ECM also does not currently have an explicit mechanism for capturing selection 
enhancements such as word prediction or symbolic communication. It may be 
possible to derive an extension that could capture these enhancements, however 
such a derivation is likely to require considerable effort. 

(4) Eff sys [17] 

Eff sys is a measure of the efficiency of a BCI system.
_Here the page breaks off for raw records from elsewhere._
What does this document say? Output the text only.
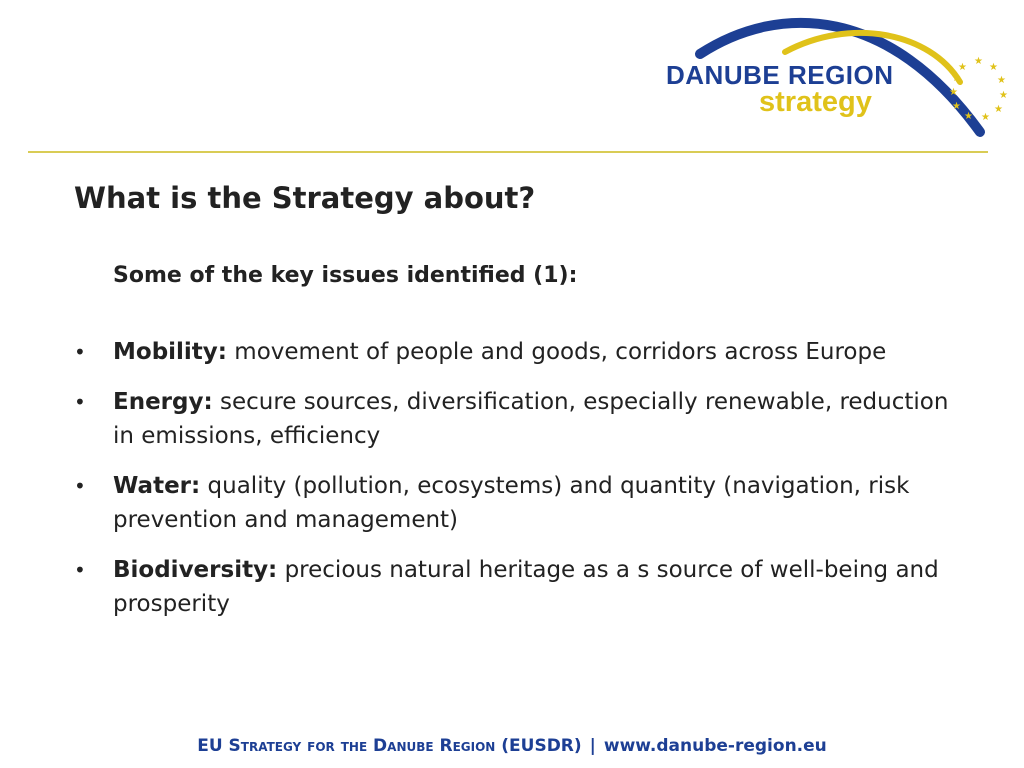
★
★
★
★
★
★
★
★
★
★
★
DANUBE REGION
strategy
What is the Strategy about?
Some of the key issues identified (1):
• Mobility: movement of people and goods, corridors across Europe
• Energy: secure sources, diversification, especially renewable, reduction in emissions, efficiency
• Water: quality (pollution, ecosystems) and quantity (navigation, risk prevention and management)
• Biodiversity: precious natural heritage as a s source of well-being and prosperity
EU Strategy for the Danube Region (EUSDR) | www.danube-region.eu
Eff sys is based on ECM, but 
differs in that it (a) includes calculations for the cost of errors; and (b) is a scalar 
metric, and therefore practical for publication. Eff sys is designed to account for the 
fact that different outputs may have different probabilities of correct classification; 
however, its derivation assumes that the probability of selecting a 'backspace' 
option is equal to the probability of selecting each of the other outputs. This 
inconsistency leads to erratic behavior in this metric; if the accuracy of even one 
potential output is less than 50%, Eff sys = 0. This behavior can be corrected by a 
slight modification to the formula, which we present as Eff sys '. 

(5) EfV 

Eff sys ' is a modification of Eff sys that accounts for the fact that different outputs 
may have different probabilities of correct classification. The formula presented in 
Table 3 is derived for the conditions of: (1) a BCI user selecting outputs (e.g. 
letters) with the option of undoing erroneous selections; and (2) an erroneous 
selection requiring the selection of an 'undo' option, followed by reselecting the 
intended output. The second condition is not true in the case of an erroneous 
selection of the 'undo' option; consequently, Eff sys ' will slightly underestimate BCI 
performance. This formula allows all outputs except the 'undo' option to have any 
non-zero probability; only the 'undo' option is required to have accuracy greater 
than 50%. Note that this form of the metric does not account for Selection 
Enhancement Modules that implement automatic error correction, though it 
approximates user-based error correction better than Eff sys . 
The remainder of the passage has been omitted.